A categorization of where a fact's evidence comes from. Five classes carry different weight in our verification scoring: primary_regulator (SEC, FTC, regulator filings — highest weight), primary_corporate (company IR, official newsrooms), editorial (trade press: Adweek, Digiday, AdExchanger), press_wire (PRNewswire, BusinessWire — useful for the originator but not for editorial verification), and tertiary_reference (Wikipedia and similar — prefer the underlying citation when present). See Verification.

Stance classifier

An automated classifier that reads each cited source and tags how it frames a fact: support (the source confirms the claim), deny (the source contradicts the claim), or rumored (the source describes the claim as exploratory / unverified / in-talks). Only sources whose stance matches the canonical claim count toward verification — so a "they're reportedly in talks" article doesn't trigger a "Verified · acquired" chip.

Subsidiary

A company status.

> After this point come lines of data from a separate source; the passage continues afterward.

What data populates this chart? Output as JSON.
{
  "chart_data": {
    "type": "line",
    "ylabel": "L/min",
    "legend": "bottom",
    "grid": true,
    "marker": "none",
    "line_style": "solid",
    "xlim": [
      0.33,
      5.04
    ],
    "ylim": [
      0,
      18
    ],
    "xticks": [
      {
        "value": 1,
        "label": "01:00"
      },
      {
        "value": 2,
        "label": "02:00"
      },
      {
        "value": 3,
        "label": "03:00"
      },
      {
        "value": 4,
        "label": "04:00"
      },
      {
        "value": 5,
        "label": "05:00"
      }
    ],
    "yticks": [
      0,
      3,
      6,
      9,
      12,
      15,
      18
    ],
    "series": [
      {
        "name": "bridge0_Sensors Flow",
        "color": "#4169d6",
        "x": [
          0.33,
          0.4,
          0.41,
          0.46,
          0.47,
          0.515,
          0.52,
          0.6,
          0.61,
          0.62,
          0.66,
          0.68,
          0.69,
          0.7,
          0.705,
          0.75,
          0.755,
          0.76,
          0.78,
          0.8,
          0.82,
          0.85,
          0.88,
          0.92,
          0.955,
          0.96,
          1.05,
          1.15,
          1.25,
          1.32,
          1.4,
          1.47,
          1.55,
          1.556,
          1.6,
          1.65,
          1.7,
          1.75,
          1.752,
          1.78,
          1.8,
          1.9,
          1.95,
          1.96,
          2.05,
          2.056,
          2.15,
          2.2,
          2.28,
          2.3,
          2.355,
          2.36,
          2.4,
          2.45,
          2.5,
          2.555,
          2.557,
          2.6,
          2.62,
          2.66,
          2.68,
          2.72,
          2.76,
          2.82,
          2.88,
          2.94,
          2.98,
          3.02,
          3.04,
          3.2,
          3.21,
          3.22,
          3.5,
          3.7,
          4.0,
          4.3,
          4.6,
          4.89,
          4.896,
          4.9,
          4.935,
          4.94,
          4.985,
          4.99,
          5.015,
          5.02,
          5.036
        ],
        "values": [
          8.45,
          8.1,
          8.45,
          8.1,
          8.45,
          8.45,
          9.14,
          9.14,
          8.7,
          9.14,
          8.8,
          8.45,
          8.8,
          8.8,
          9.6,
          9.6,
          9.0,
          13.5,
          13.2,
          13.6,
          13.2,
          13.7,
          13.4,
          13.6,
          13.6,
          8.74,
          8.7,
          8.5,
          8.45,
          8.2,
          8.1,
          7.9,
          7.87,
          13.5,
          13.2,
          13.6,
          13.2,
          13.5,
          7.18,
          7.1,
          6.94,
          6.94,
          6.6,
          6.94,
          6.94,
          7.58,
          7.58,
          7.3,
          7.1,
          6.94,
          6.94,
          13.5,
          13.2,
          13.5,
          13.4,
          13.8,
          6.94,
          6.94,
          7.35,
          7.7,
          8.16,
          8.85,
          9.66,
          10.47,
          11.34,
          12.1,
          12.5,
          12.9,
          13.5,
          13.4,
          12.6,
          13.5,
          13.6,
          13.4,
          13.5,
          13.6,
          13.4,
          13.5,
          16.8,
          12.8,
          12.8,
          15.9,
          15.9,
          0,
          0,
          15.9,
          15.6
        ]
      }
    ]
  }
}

Owned by a parent company. Operates as its own brand but is under parent control — financially, strategically, or both. Examples: YouTube (Google subsidiary), Instagram (Meta subsidiary). See operational status.

Tier

ATDb's S / A / B / C / D scale for company importance in AdTech. See the Tiers help page for full criteria + examples per tier. Click any tier badge on a company page for a quick definition.

Verification seal

The small chip on every company/person/event/news header that tells you how solid the underlying evidence is — "Verified", "Verified · N sources", or "Unverified". See the full explainer at Verification.

Watchlist

Companies you want to follow. ATDb sends a weekly email digest summarizing news, deals, and people changes for everything on your watchlist. Add/remove from any company page via the bookmark icon. See Watchlist.